Im Wasser schwammen Stockenten, Blesshühner und Grauschwäne, und einen Augenblick lang beobachteten sie schweigend die Vögel. Bis ein herrenloser Hund angelaufen kam, dem Monsieur Haslinger die Hand entgegenstreckte. Der Hund schnupperte daran, ließ sich kurz streicheln, und als er kehrtgemacht hatte, legten sie sich auf den Rücken und blickten in die schwankenden Baumkronen.

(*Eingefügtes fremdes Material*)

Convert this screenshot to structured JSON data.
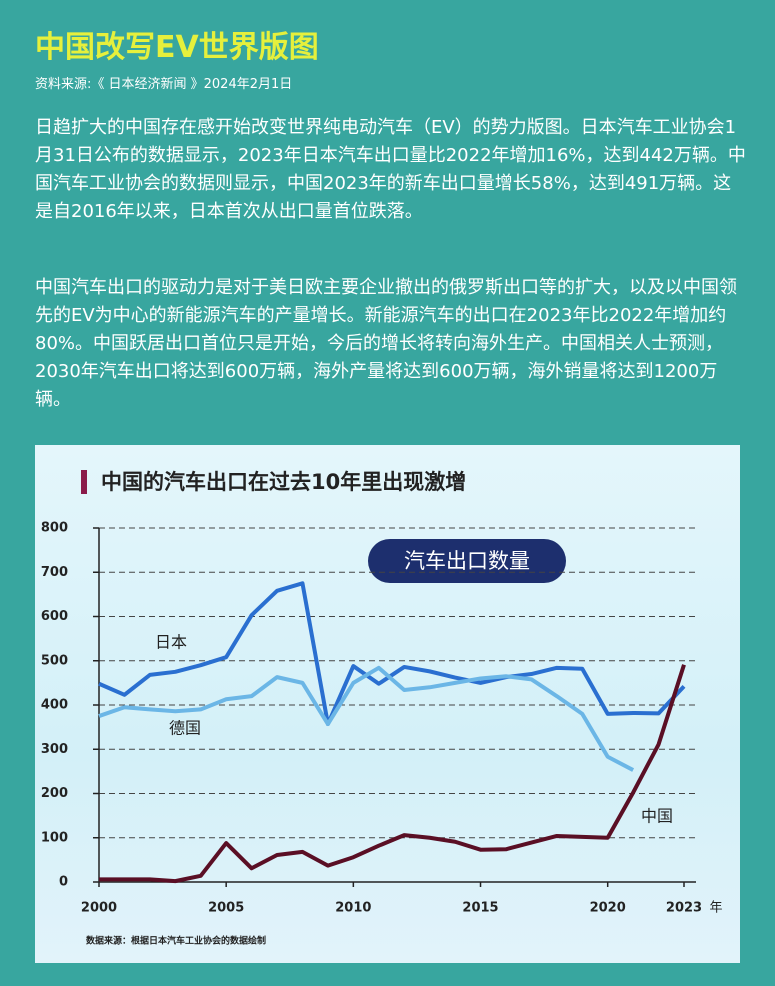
{
  "header": {
    "title": "中国改写EV世界版图",
    "source": "资料来源:《 日本经济新闻 》2024年2月1日"
  },
  "body": {
    "paragraphs": [
      "日趋扩大的中国存在感开始改变世界纯电动汽车（EV）的势力版图。日本汽车工业协会1月31日公布的数据显示，2023年日本汽车出口量比2022年增加16%，达到442万辆。中国汽车工业协会的数据则显示，中国2023年的新车出口量增长58%，达到491万辆。这是自2016年以来，日本首次从出口量首位跌落。",
      "中国汽车出口的驱动力是对于美日欧主要企业撤出的俄罗斯出口等的扩大，以及以中国领先的EV为中心的新能源汽车的产量增长。新能源汽车的出口在2023年比2022年增加约80%。中国跃居出口首位只是开始，今后的增长将转向海外生产。中国相关人士预测，2030年汽车出口将达到600万辆，海外产量将达到600万辆，海外销量将达到1200万辆。"
    ]
  },
  "chart_data": {
    "type": "line",
    "title": "中国的汽车出口在过去10年里出现激增",
    "annotation": "汽车出口数量",
    "xlabel": "年",
    "source": "数据来源：根据日本汽车工业协会的数据绘制",
    "x": [
      2000,
      2001,
      2002,
      2003,
      2004,
      2005,
      2006,
      2007,
      2008,
      2009,
      2010,
      2011,
      2012,
      2013,
      2014,
      2015,
      2016,
      2017,
      2018,
      2019,
      2020,
      2021,
      2022,
      2023
    ],
    "series": [
      {
        "name": "日本",
        "color": "#2a6fd0",
        "values": [
          448,
          423,
          468,
          475,
          490,
          508,
          603,
          658,
          675,
          357,
          488,
          448,
          486,
          476,
          462,
          450,
          463,
          470,
          484,
          482,
          380,
          382,
          381,
          442
        ]
      },
      {
        "name": "德国",
        "color": "#6bb6e6",
        "values": [
          375,
          395,
          390,
          386,
          390,
          413,
          420,
          463,
          450,
          357,
          450,
          484,
          434,
          440,
          450,
          460,
          465,
          458,
          420,
          380,
          283,
          253,
          null,
          null
        ]
      },
      {
        "name": "中国",
        "color": "#5a0f25",
        "values": [
          6,
          6,
          6,
          2,
          14,
          88,
          31,
          61,
          68,
          37,
          56,
          82,
          106,
          100,
          91,
          73,
          74,
          89,
          104,
          102,
          100,
          202,
          311,
          491
        ]
      }
    ],
    "xlim": [
      2000,
      2023
    ],
    "xticks": [
      2000,
      2005,
      2010,
      2015,
      2020,
      2023
    ],
    "ylim": [
      0,
      800
    ],
    "yticks": [
      0,
      100,
      200,
      300,
      400,
      500,
      600,
      700,
      800
    ],
    "grid": true
  }
}
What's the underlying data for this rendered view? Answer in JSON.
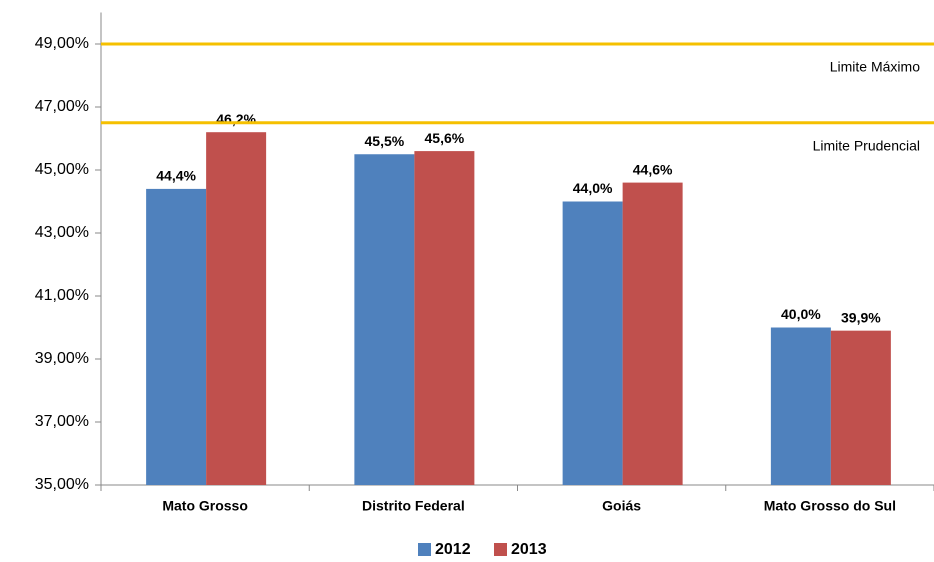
{
  "chart_data": {
    "type": "bar",
    "categories": [
      "Mato Grosso",
      "Distrito Federal",
      "Goiás",
      "Mato Grosso do Sul"
    ],
    "series": [
      {
        "name": "2012",
        "color": "#4f81bd",
        "values": [
          44.4,
          45.5,
          44.0,
          40.0
        ],
        "value_labels": [
          "44,4%",
          "45,5%",
          "44,0%",
          "40,0%"
        ]
      },
      {
        "name": "2013",
        "color": "#c0504d",
        "values": [
          46.2,
          45.6,
          44.6,
          39.9
        ],
        "value_labels": [
          "46,2%",
          "45,6%",
          "44,6%",
          "39,9%"
        ]
      }
    ],
    "ylim": [
      35,
      50
    ],
    "yticks": [
      {
        "value": 35,
        "label": "35,00%"
      },
      {
        "value": 37,
        "label": "37,00%"
      },
      {
        "value": 39,
        "label": "39,00%"
      },
      {
        "value": 41,
        "label": "41,00%"
      },
      {
        "value": 43,
        "label": "43,00%"
      },
      {
        "value": 45,
        "label": "45,00%"
      },
      {
        "value": 47,
        "label": "47,00%"
      },
      {
        "value": 49,
        "label": "49,00%"
      }
    ],
    "reference_lines": [
      {
        "value": 49,
        "label": "Limite Máximo",
        "color": "#f5c000"
      },
      {
        "value": 46.5,
        "label": "Limite Prudencial",
        "color": "#f5c000"
      }
    ],
    "legend": "bottom"
  }
}
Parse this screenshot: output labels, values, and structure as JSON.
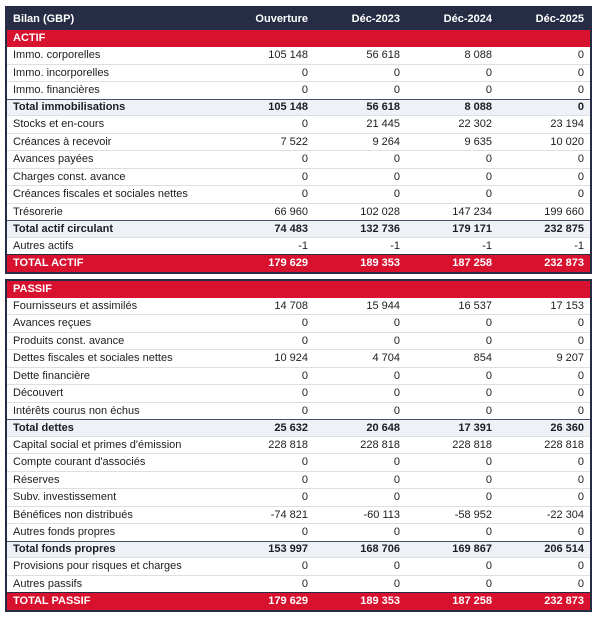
{
  "colors": {
    "navy": "#272c45",
    "red": "#d8112e",
    "subtotal_bg": "#eef1f6",
    "row_border": "#dcdfe4",
    "text": "#1c1d22"
  },
  "table": {
    "header": {
      "label": "Bilan (GBP)",
      "columns": [
        "Ouverture",
        "Déc-2023",
        "Déc-2024",
        "Déc-2025"
      ]
    },
    "sections": [
      {
        "name": "actif",
        "rows": [
          {
            "type": "section",
            "label": "ACTIF",
            "values": [
              "",
              "",
              "",
              ""
            ]
          },
          {
            "type": "data",
            "label": "Immo. corporelles",
            "values": [
              "105 148",
              "56 618",
              "8 088",
              "0"
            ]
          },
          {
            "type": "data",
            "label": "Immo. incorporelles",
            "values": [
              "0",
              "0",
              "0",
              "0"
            ]
          },
          {
            "type": "data",
            "label": "Immo. financières",
            "values": [
              "0",
              "0",
              "0",
              "0"
            ]
          },
          {
            "type": "subtotal",
            "label": "Total immobilisations",
            "values": [
              "105 148",
              "56 618",
              "8 088",
              "0"
            ]
          },
          {
            "type": "data",
            "label": "Stocks et en-cours",
            "values": [
              "0",
              "21 445",
              "22 302",
              "23 194"
            ]
          },
          {
            "type": "data",
            "label": "Créances à recevoir",
            "values": [
              "7 522",
              "9 264",
              "9 635",
              "10 020"
            ]
          },
          {
            "type": "data",
            "label": "Avances payées",
            "values": [
              "0",
              "0",
              "0",
              "0"
            ]
          },
          {
            "type": "data",
            "label": "Charges const. avance",
            "values": [
              "0",
              "0",
              "0",
              "0"
            ]
          },
          {
            "type": "data",
            "label": "Créances fiscales et sociales nettes",
            "values": [
              "0",
              "0",
              "0",
              "0"
            ]
          },
          {
            "type": "data",
            "label": "Trésorerie",
            "values": [
              "66 960",
              "102 028",
              "147 234",
              "199 660"
            ]
          },
          {
            "type": "subtotal",
            "label": "Total actif circulant",
            "values": [
              "74 483",
              "132 736",
              "179 171",
              "232 875"
            ]
          },
          {
            "type": "data",
            "label": "Autres actifs",
            "values": [
              "-1",
              "-1",
              "-1",
              "-1"
            ]
          },
          {
            "type": "total",
            "label": "TOTAL ACTIF",
            "values": [
              "179 629",
              "189 353",
              "187 258",
              "232 873"
            ]
          }
        ]
      },
      {
        "name": "passif",
        "rows": [
          {
            "type": "section",
            "label": "PASSIF",
            "values": [
              "",
              "",
              "",
              ""
            ]
          },
          {
            "type": "data",
            "label": "Fournisseurs et assimilés",
            "values": [
              "14 708",
              "15 944",
              "16 537",
              "17 153"
            ]
          },
          {
            "type": "data",
            "label": "Avances reçues",
            "values": [
              "0",
              "0",
              "0",
              "0"
            ]
          },
          {
            "type": "data",
            "label": "Produits const. avance",
            "values": [
              "0",
              "0",
              "0",
              "0"
            ]
          },
          {
            "type": "data",
            "label": "Dettes fiscales et sociales nettes",
            "values": [
              "10 924",
              "4 704",
              "854",
              "9 207"
            ]
          },
          {
            "type": "data",
            "label": "Dette financière",
            "values": [
              "0",
              "0",
              "0",
              "0"
            ]
          },
          {
            "type": "data",
            "label": "Découvert",
            "values": [
              "0",
              "0",
              "0",
              "0"
            ]
          },
          {
            "type": "data",
            "label": "Intérêts courus non échus",
            "values": [
              "0",
              "0",
              "0",
              "0"
            ]
          },
          {
            "type": "subtotal",
            "label": "Total dettes",
            "values": [
              "25 632",
              "20 648",
              "17 391",
              "26 360"
            ]
          },
          {
            "type": "data",
            "label": "Capital social et primes d'émission",
            "values": [
              "228 818",
              "228 818",
              "228 818",
              "228 818"
            ]
          },
          {
            "type": "data",
            "label": "Compte courant d'associés",
            "values": [
              "0",
              "0",
              "0",
              "0"
            ]
          },
          {
            "type": "data",
            "label": "Réserves",
            "values": [
              "0",
              "0",
              "0",
              "0"
            ]
          },
          {
            "type": "data",
            "label": "Subv. investissement",
            "values": [
              "0",
              "0",
              "0",
              "0"
            ]
          },
          {
            "type": "data",
            "label": "Bénéfices non distribués",
            "values": [
              "-74 821",
              "-60 113",
              "-58 952",
              "-22 304"
            ]
          },
          {
            "type": "data",
            "label": "Autres fonds propres",
            "values": [
              "0",
              "0",
              "0",
              "0"
            ]
          },
          {
            "type": "subtotal",
            "label": "Total fonds propres",
            "values": [
              "153 997",
              "168 706",
              "169 867",
              "206 514"
            ]
          },
          {
            "type": "data",
            "label": "Provisions pour risques et charges",
            "values": [
              "0",
              "0",
              "0",
              "0"
            ]
          },
          {
            "type": "data",
            "label": "Autres passifs",
            "values": [
              "0",
              "0",
              "0",
              "0"
            ]
          },
          {
            "type": "total",
            "label": "TOTAL PASSIF",
            "values": [
              "179 629",
              "189 353",
              "187 258",
              "232 873"
            ]
          }
        ]
      }
    ]
  }
}
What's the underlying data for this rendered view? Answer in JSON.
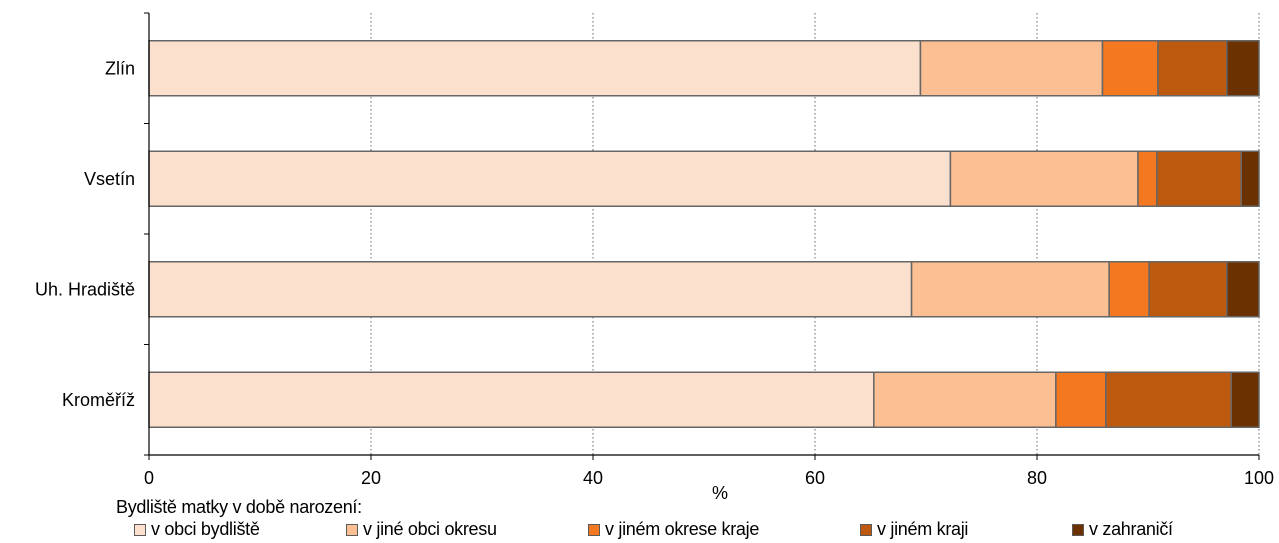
{
  "chart_data": {
    "type": "bar",
    "orientation": "horizontal",
    "stacked": true,
    "categories": [
      "Zlín",
      "Vsetín",
      "Uh. Hradiště",
      "Kroměříž"
    ],
    "series": [
      {
        "name": "v obci bydliště",
        "color": "#fbe1cd",
        "values": [
          69.5,
          72.2,
          68.7,
          65.3
        ]
      },
      {
        "name": "v jiné obci okresu",
        "color": "#fbbf93",
        "values": [
          16.4,
          16.9,
          17.8,
          16.4
        ]
      },
      {
        "name": "v jiném okrese kraje",
        "color": "#f47820",
        "values": [
          5.0,
          1.7,
          3.6,
          4.5
        ]
      },
      {
        "name": "v jiném kraji",
        "color": "#bd5a10",
        "values": [
          6.2,
          7.6,
          7.0,
          11.3
        ]
      },
      {
        "name": "v zahraničí",
        "color": "#6b3100",
        "values": [
          2.9,
          1.6,
          2.9,
          2.5
        ]
      }
    ],
    "xlabel": "%",
    "xlim": [
      0,
      100
    ],
    "xticks": [
      0,
      20,
      40,
      60,
      80,
      100
    ],
    "grid": "vertical dotted",
    "legend_title": "Bydliště matky v době narození:",
    "legend_position": "bottom"
  }
}
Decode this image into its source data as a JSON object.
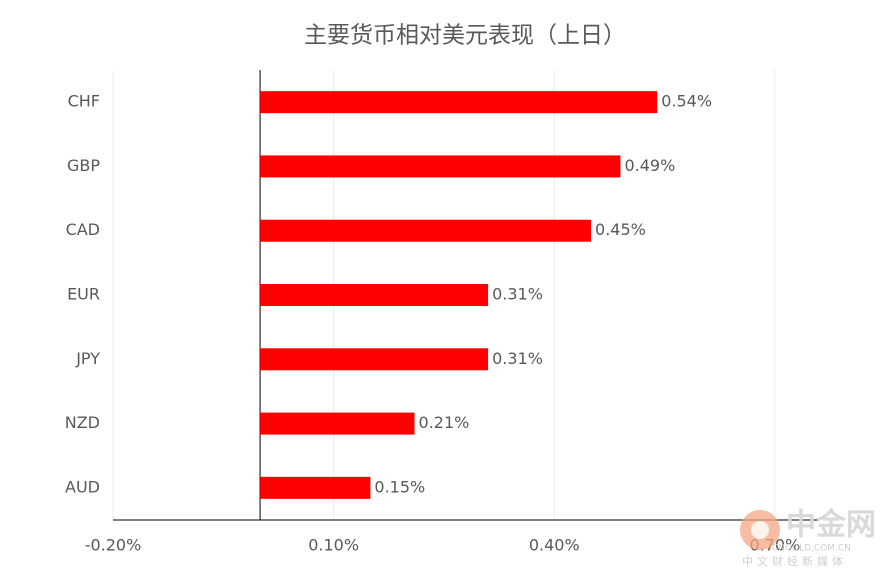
{
  "chart_data": {
    "type": "hbar",
    "title": "主要货币相对美元表现（上日）",
    "categories": [
      "CHF",
      "GBP",
      "CAD",
      "EUR",
      "JPY",
      "NZD",
      "AUD"
    ],
    "values": [
      0.54,
      0.49,
      0.45,
      0.31,
      0.31,
      0.21,
      0.15
    ],
    "value_labels": [
      "0.54%",
      "0.49%",
      "0.45%",
      "0.31%",
      "0.31%",
      "0.21%",
      "0.15%"
    ],
    "color": "#ff0000",
    "xlim": [
      -0.2,
      0.76
    ],
    "xticks": [
      {
        "value": -0.2,
        "label": "-0.20%"
      },
      {
        "value": 0.1,
        "label": "0.10%"
      },
      {
        "value": 0.4,
        "label": "0.40%"
      },
      {
        "value": 0.7,
        "label": "0.70%"
      }
    ],
    "grid": true
  },
  "watermark": {
    "name": "中金网",
    "site": "CNGOLD.COM.CN",
    "slogan": "中文财经新媒体"
  }
}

Lange lagen sie nebeneinander und genossen still die Nähe des anderen, ohne sich zu berühren. Hin und wieder richteten sie sich auf und tranken einen Schluck Eistee, den Monsieur Haslinger zubereitet hatte, oder sie aßen Oliven und Käse. Dann betrachteten sie wieder den Himmel. Weiße Kondensstreifen waren zu sehen, die sich nach Westen und Osten ausdehnten und sich in der Ferne verloren wie ausgefranste weiße Bänder.
Sie sprachen selten. Höchstens dass einer einmal aussprach, was sie sowieso beide wussten oder sahen.
»Das ist eine schöne Wolke.«
»Schau, der Vogel.«
»Riechst du die Tannen?«
»Es ist schön hier.«
Einmal sagte Monsieur Haslinger: »Ich glaube nicht, dass es heute regnet.« Dabei war ihm völlig egal, ob es zu regnen beginnen würde oder was er sagte oder jemals gesagt hatte. Wichtig war ihm nur, dass sie nebeneinanderlagen, inmitten der heilenden Natur.